2007-01-16 11:10:14 · 5 answers · asked by cdbrittainiv 1 in Science & Mathematics ➔ Mathematics
lim(3xe^(1/x) - 5x^2) as x →∞ →
lim(3x - 5x^2) as x →∞ = -∞
(the x^2 term dominates)
2007-01-16 11:33:57 · answer #1 · answered by Helmut 7 · 0⤊ 0⤋
So you want to solve
lim (3xe^(1/x) - 5x^2)
x -> infinity
Here, your have the form (infinity(1) - infinity, which is definitely an indeterminate form. What you need to do is to make this form into a fraction which L'Hospital's rule can be applied.
Let's factor out x^2. {Note: from now on, I'm *not* going to rewrite "x -> infinity" but on paper it's something you should do}.
Then, we have
lim ( x^2 ([3e^(1/x)]/x - 5]) )
Now, let's give the bracketed terms a common denominator.

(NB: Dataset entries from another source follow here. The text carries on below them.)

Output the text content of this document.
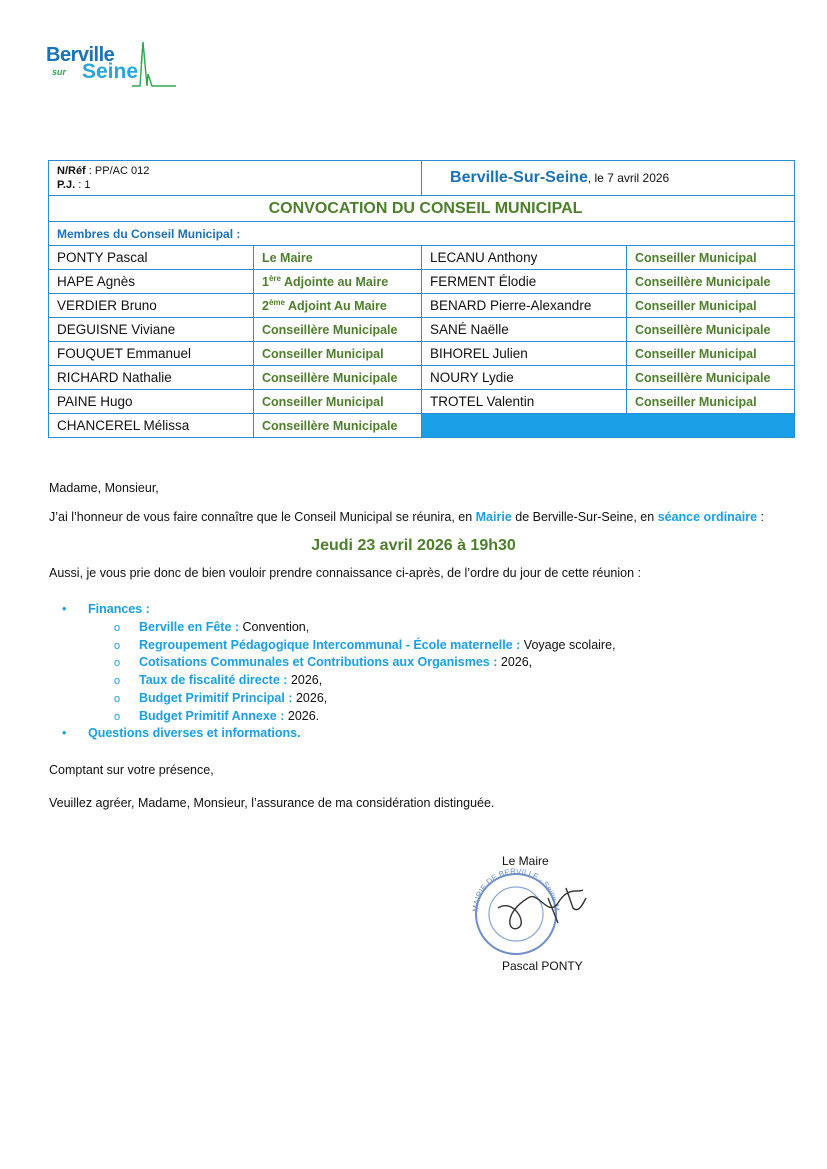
Berville
sur Seine
N/Réf : PP/AC 012
P.J. : 1		Berville-Sur-Seine, le 7 avril 2026	
CONVOCATION DU CONSEIL MUNICIPAL			
Membres du Conseil Municipal :			
PONTY Pascal	Le Maire	LECANU Anthony	Conseiller Municipal
HAPE Agnès	1ère Adjointe au Maire	FERMENT Élodie	Conseillère Municipale
VERDIER Bruno	2ème Adjoint Au Maire	BENARD Pierre-Alexandre	Conseiller Municipal
DEGUISNE Viviane	Conseillère Municipale	SANÉ Naëlle	Conseillère Municipale
FOUQUET Emmanuel	Conseiller Municipal	BIHOREL Julien	Conseiller Municipal
RICHARD Nathalie	Conseillère Municipale	NOURY Lydie	Conseillère Municipale
PAINE Hugo	Conseiller Municipal	TROTEL Valentin	Conseiller Municipal
CHANCEREL Mélissa	Conseillère Municipale		
Madame, Monsieur,
J’ai l’honneur de vous faire connaître que le Conseil Municipal se réunira, en Mairie de Berville-Sur-Seine, en séance ordinaire :
Jeudi 23 avril 2026 à 19h30
Aussi, je vous prie donc de bien vouloir prendre connaissance ci-après, de l’ordre du jour de cette réunion :
• Finances :
o Berville en Fête : Convention,
o Regroupement Pédagogique Intercommunal - École maternelle : Voyage scolaire,
o Cotisations Communales et Contributions aux Organismes : 2026,
o Taux de fiscalité directe : 2026,
o Budget Primitif Principal : 2026,
o Budget Primitif Annexe : 2026.
• Questions diverses et informations.
Comptant sur votre présence,
Veuillez agréer, Madame, Monsieur, l’assurance de ma considération distinguée.
Le Maire
MAIRIE DE BERVILLE - Seine-M
Pascal PONTY
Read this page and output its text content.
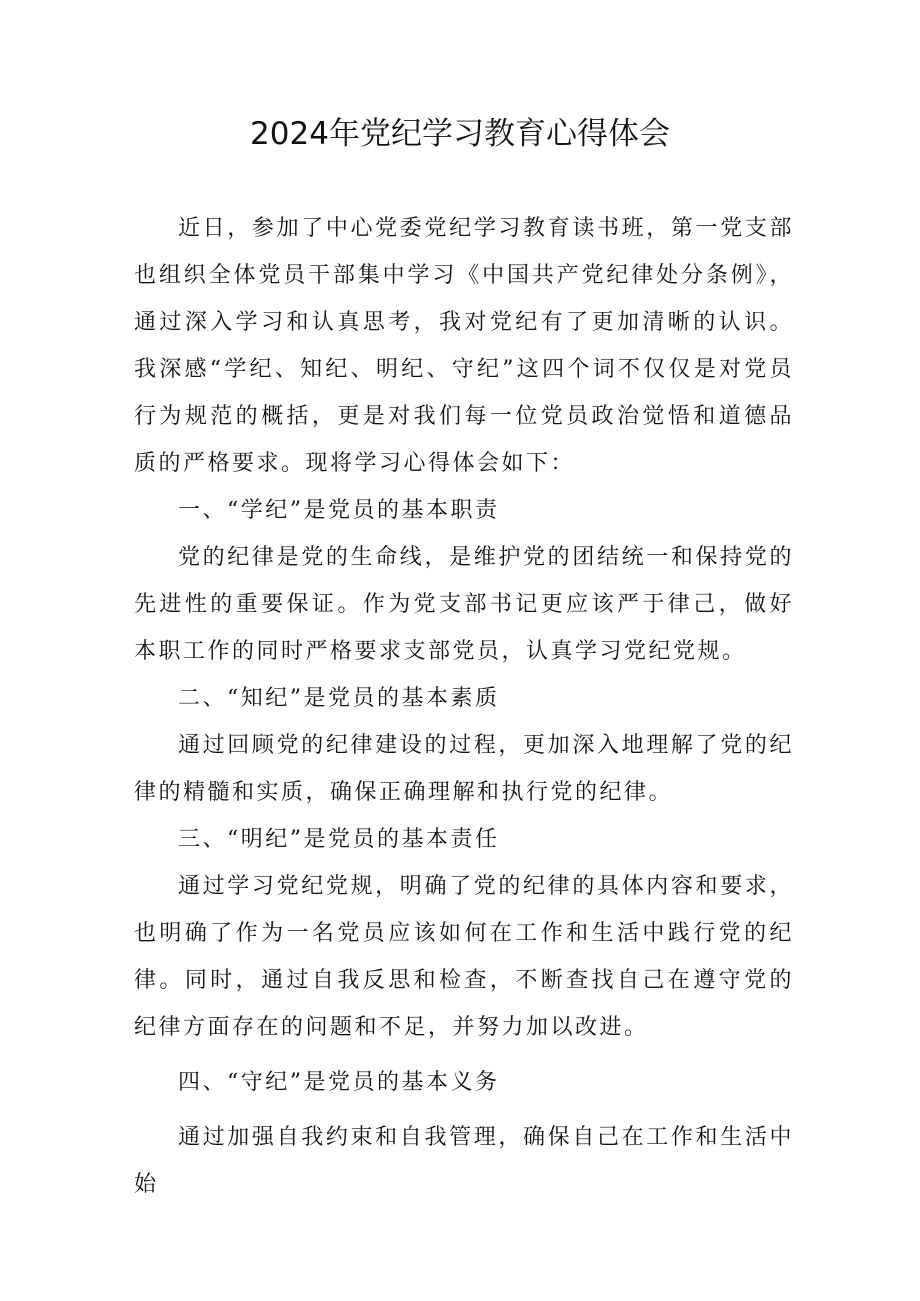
2024年党纪学习教育心得体会

近日，参加了中心党委党纪学习教育读书班，第一党支部也组织全体党员干部集中学习《中国共产党纪律处分条例》，通过深入学习和认真思考，我对党纪有了更加清晰的认识。我深感“学纪、知纪、明纪、守纪”这四个词不仅仅是对党员行为规范的概括，更是对我们每一位党员政治觉悟和道德品质的严格要求。现将学习心得体会如下：

一、“学纪”是党员的基本职责

党的纪律是党的生命线，是维护党的团结统一和保持党的先进性的重要保证。作为党支部书记更应该严于律己，做好本职工作的同时严格要求支部党员，认真学习党纪党规。

二、“知纪”是党员的基本素质

通过回顾党的纪律建设的过程，更加深入地理解了党的纪律的精髓和实质，确保正确理解和执行党的纪律。

三、“明纪”是党员的基本责任

通过学习党纪党规，明确了党的纪律的具体内容和要求，也明确了作为一名党员应该如何在工作和生活中践行党的纪律。同时，通过自我反思和检查，不断查找自己在遵守党的纪律方面存在的问题和不足，并努力加以改进。

四、“守纪”是党员的基本义务

通过加强自我约束和自我管理，确保自己在工作和生活中始
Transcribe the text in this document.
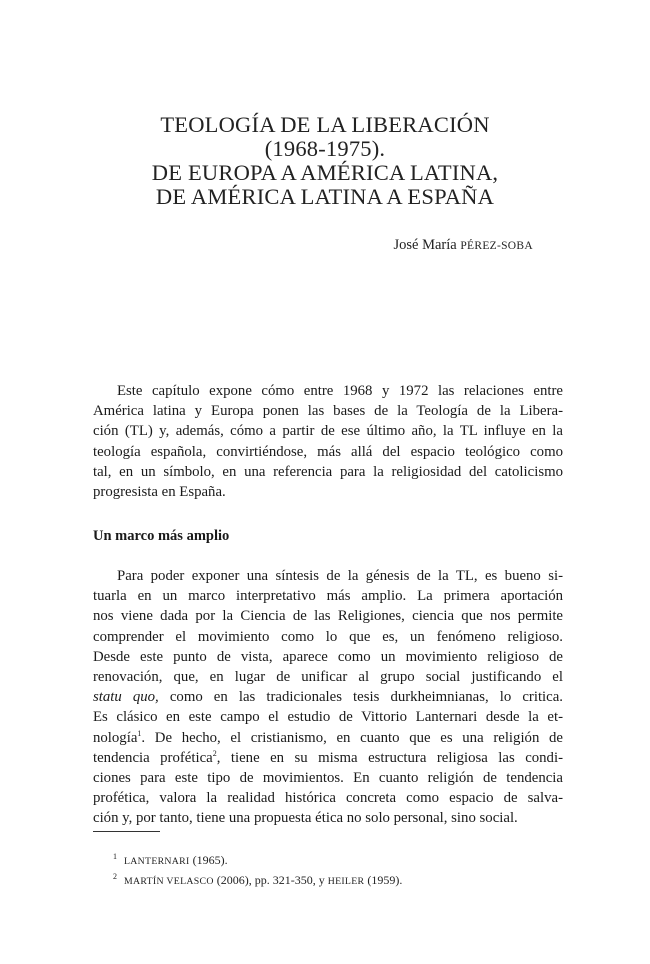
TEOLOGÍA DE LA LIBERACIÓN
(1968-1975).
DE EUROPA A AMÉRICA LATINA,
DE AMÉRICA LATINA A ESPAÑA
José María PÉREZ-SOBA
Este capítulo expone cómo entre 1968 y 1972 las relaciones entre
América latina y Europa ponen las bases de la Teología de la Libera-
ción (TL) y, además, cómo a partir de ese último año, la TL influye en la
teología española, convirtiéndose, más allá del espacio teológico como
tal, en un símbolo, en una referencia para la religiosidad del catolicismo
progresista en España.
Un marco más amplio
Para poder exponer una síntesis de la génesis de la TL, es bueno si-
tuarla en un marco interpretativo más amplio. La primera aportación
nos viene dada por la Ciencia de las Religiones, ciencia que nos permite
comprender el movimiento como lo que es, un fenómeno religioso.
Desde este punto de vista, aparece como un movimiento religioso de
renovación, que, en lugar de unificar al grupo social justificando el
statu quo, como en las tradicionales tesis durkheimnianas, lo critica.
Es clásico en este campo el estudio de Vittorio Lanternari desde la et-
nología$^1$. De hecho, el cristianismo, en cuanto que es una religión de
tendencia profética$^2$, tiene en su misma estructura religiosa las condi-
ciones para este tipo de movimientos. En cuanto religión de tendencia
profética, valora la realidad histórica concreta como espacio de salva-
ción y, por tanto, tiene una propuesta ética no solo personal, sino social.
$^1$ LANTERNARI (1965).
$^2$ MARTÍN VELASCO (2006), pp. 321-350, y HEILER (1959).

lim (x^2 ([3e^(1/x)]/x - 5x/x) )
Merging the two fractions, we have
lim (x^2 ([3e^(1/x) - 5x]/x )
This is now of the form [infinity/infinity], and we use L'Hospital's rule. We use the product rule and chain rule on the numerator. Now, we take the derivative.
lim ( 2x[3e^(1/x) - 5x] + x^2[3e^(1/x) {-1/x^2} - 5] )
Now, we simplify this. Note that the x^2 and -1/x^2 cancel out.
lim ( 6xe^(1/x) - 10x^2 - 3e^(1/x) - 5x^2)
Grouping like terms, we have
lim (6xe^(1/x) - 15x^2 - 3e^(1/x))
lim (6xe^(1/x) - 3e^(1/x) - 15x^2)
Factoring the first two terms,
lim (3e^(1/x) [2x - 1] - 15x^2)
Let's put this under a denominator of x^2 again. This makes the second term -15x^4.
lim ( {3e^(1/x) [2x - 1] - 15}/(x^2) )
Pulling the constant 3 out of the limit,
3 * lim ( {e^(1/x) [2x - 1] - 5} / (x^2) )
Let's use L'Hospital's rule again
3 * lim ( { e^(1/x) (-1/x^2) [2x - 1] + e^(1/x) (2) } / {2x}
Multiplying top and bottom by -x^2,
3 * lim ( {e^(1/x) (2x - 1) - 2e^(1/x)[x^2] } / (-2x^3)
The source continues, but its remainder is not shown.